When Mr. O'Neal arrived at Bank of Boston in 1992, he paid close attention to the BayBanks strategy and tried to copy it. Analysts give him credit for bringing a retail sensibility to what had been largely a wholesale, corporate-oriented bank. He has been eager, for example, to adopt BayBanks-like tactics such as supermarket branches and ATMs.

He said Bank of Boston would have 50 supermarket branches by the end of 1997, twice as many as now. The combined bank will also shutter 60 traditional branches (the sites have not yet been selected), leaving it with a total of 445 branches and 1,675 ATMs.

Both executives see their competition on two planes. New England has big regional players like Fleet Financial Group and Citizens Financial, based in Providence, R.I. And nationally, major banks are expected to use the Internet or other electronic means to reach customers that Bank of Boston would prefer to think of as its own.

Fleet, however, is busy digesting two huge acquisitions - Shawmut National Corp., based in Boston, a deal that closed late last year, and National Westminster Bancorp, Jersey City, a deal that is expected to close by June 30.

"It is helpful to us to have the Fleet-Natwest merger going on," said Mr. Crozier. "There's only so much management energy around, and if they spend most of it worrying about what's going on in the Mid-Atlantic area, they won't spend so much time paying attention to what's going on here."
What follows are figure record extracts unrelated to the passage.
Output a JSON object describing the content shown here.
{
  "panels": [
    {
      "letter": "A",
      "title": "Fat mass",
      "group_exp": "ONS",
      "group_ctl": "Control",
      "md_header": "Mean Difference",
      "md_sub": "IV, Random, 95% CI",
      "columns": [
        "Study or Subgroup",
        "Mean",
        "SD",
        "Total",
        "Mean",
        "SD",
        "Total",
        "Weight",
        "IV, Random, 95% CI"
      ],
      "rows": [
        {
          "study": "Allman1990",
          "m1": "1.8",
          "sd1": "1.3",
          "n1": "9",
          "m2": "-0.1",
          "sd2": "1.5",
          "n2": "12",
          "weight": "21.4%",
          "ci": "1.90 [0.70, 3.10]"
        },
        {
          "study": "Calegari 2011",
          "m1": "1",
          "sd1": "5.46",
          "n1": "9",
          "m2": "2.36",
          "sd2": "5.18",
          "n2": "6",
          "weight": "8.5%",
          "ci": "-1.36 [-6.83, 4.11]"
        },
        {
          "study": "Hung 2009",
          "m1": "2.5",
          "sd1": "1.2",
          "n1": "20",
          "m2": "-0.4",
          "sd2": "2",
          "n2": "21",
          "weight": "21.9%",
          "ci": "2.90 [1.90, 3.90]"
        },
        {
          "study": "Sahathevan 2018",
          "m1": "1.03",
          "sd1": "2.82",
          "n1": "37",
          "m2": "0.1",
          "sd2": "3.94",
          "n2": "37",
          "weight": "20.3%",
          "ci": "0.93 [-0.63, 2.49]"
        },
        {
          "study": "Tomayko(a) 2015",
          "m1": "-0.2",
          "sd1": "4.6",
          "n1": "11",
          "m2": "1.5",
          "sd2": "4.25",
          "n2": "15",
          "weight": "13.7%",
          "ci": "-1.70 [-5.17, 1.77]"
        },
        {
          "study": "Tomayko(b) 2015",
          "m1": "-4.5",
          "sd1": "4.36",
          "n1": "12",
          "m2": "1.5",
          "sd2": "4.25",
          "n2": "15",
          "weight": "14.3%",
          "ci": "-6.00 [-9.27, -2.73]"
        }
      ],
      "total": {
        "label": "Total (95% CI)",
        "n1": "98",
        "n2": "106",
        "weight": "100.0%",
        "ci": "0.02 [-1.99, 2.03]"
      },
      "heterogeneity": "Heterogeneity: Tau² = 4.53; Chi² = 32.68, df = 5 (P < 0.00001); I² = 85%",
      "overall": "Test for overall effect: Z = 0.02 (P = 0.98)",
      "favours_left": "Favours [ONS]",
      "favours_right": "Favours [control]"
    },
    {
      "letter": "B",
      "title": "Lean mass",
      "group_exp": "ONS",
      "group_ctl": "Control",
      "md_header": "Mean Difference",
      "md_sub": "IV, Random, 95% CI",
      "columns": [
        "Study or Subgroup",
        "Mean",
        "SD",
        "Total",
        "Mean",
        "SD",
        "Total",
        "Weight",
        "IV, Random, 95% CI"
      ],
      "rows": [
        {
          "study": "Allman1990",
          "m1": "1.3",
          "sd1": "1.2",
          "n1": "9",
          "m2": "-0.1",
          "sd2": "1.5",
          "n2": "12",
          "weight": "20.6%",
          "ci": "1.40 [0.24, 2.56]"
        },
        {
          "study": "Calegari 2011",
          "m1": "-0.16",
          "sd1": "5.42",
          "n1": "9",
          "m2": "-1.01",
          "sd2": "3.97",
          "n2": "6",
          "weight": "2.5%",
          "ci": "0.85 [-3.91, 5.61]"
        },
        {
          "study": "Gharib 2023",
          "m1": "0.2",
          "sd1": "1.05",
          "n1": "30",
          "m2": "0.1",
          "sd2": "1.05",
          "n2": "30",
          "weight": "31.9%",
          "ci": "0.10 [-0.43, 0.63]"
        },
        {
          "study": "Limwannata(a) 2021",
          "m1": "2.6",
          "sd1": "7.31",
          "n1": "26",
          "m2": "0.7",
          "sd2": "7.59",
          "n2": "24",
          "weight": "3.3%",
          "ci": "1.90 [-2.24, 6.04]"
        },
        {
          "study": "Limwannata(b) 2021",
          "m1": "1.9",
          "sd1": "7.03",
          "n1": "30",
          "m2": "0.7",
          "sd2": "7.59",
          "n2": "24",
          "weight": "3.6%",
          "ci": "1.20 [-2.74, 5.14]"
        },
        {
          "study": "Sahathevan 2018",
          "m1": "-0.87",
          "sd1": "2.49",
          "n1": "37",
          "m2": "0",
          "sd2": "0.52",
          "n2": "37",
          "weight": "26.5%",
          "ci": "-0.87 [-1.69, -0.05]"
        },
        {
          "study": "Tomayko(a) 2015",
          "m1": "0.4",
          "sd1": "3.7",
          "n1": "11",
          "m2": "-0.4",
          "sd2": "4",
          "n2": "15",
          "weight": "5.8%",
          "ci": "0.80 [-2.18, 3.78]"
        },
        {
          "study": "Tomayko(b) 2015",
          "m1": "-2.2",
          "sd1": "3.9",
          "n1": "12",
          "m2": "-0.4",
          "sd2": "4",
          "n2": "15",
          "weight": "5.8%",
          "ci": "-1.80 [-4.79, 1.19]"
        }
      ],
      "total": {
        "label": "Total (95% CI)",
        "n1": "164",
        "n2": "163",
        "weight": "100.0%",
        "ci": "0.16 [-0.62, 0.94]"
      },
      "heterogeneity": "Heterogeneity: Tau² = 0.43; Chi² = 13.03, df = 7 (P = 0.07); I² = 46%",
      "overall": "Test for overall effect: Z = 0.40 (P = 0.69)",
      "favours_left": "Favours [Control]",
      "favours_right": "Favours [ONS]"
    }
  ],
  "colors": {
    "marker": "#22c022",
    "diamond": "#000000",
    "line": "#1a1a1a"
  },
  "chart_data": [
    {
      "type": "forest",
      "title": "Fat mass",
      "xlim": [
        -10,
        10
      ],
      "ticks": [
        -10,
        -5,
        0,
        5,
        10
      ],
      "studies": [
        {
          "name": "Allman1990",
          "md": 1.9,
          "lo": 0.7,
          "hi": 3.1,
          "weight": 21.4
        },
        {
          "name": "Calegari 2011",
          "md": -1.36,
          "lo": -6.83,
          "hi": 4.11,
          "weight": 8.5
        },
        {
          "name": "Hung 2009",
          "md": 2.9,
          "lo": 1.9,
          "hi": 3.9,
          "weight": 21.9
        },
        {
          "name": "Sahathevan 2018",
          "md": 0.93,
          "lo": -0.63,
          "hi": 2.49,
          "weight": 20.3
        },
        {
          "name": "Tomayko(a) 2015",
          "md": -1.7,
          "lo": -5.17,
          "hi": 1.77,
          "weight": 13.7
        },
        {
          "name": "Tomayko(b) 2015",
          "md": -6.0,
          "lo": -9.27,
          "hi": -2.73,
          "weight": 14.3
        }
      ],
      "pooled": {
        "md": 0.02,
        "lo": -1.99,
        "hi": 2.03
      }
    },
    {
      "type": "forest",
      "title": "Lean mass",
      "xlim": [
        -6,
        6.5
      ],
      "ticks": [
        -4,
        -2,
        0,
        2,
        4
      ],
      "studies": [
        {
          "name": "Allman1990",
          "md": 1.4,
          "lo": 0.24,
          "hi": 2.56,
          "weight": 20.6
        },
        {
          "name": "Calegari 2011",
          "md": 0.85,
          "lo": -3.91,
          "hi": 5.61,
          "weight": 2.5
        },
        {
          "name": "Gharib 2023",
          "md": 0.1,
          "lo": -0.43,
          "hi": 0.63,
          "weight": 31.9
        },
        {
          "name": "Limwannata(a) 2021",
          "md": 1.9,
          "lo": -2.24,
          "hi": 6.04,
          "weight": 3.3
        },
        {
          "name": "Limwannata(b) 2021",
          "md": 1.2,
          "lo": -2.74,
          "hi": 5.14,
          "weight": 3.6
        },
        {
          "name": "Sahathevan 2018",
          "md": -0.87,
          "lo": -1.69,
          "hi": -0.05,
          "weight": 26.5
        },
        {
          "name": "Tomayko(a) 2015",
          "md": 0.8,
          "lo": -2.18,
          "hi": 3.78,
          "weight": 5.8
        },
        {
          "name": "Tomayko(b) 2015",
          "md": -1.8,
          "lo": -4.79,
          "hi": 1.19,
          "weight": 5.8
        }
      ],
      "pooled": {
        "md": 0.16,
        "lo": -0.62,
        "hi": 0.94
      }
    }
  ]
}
Bank of Boston thus wants to emerge from its $2 billion merger with both guns blazing, launching a marketing campaign that is, in Mr. Crozier's words, more of a shout than a whisper.

The merged bank will also focus on how to use the Internet. BayBanks has already created a home page on the World Wide Web to advertise its products to students. They are a natural market in Boston, which is home to many colleges that provide free Internet access to their students.

But that project provides just a hint of Mr. Crozier's grander scheme. He said that if a techie sitting out on Route 128 in the Boston suburbs can go on-line and find a home mortgage from San Francisco-based Bank of America, then Bank of Boston wants equal access to the techies in California's Silicon Valley.

"The mere presence of bricks and mortar isn't really what it's about anymore," Mr. Crozier said. "If we are sizable enough," anything is possible.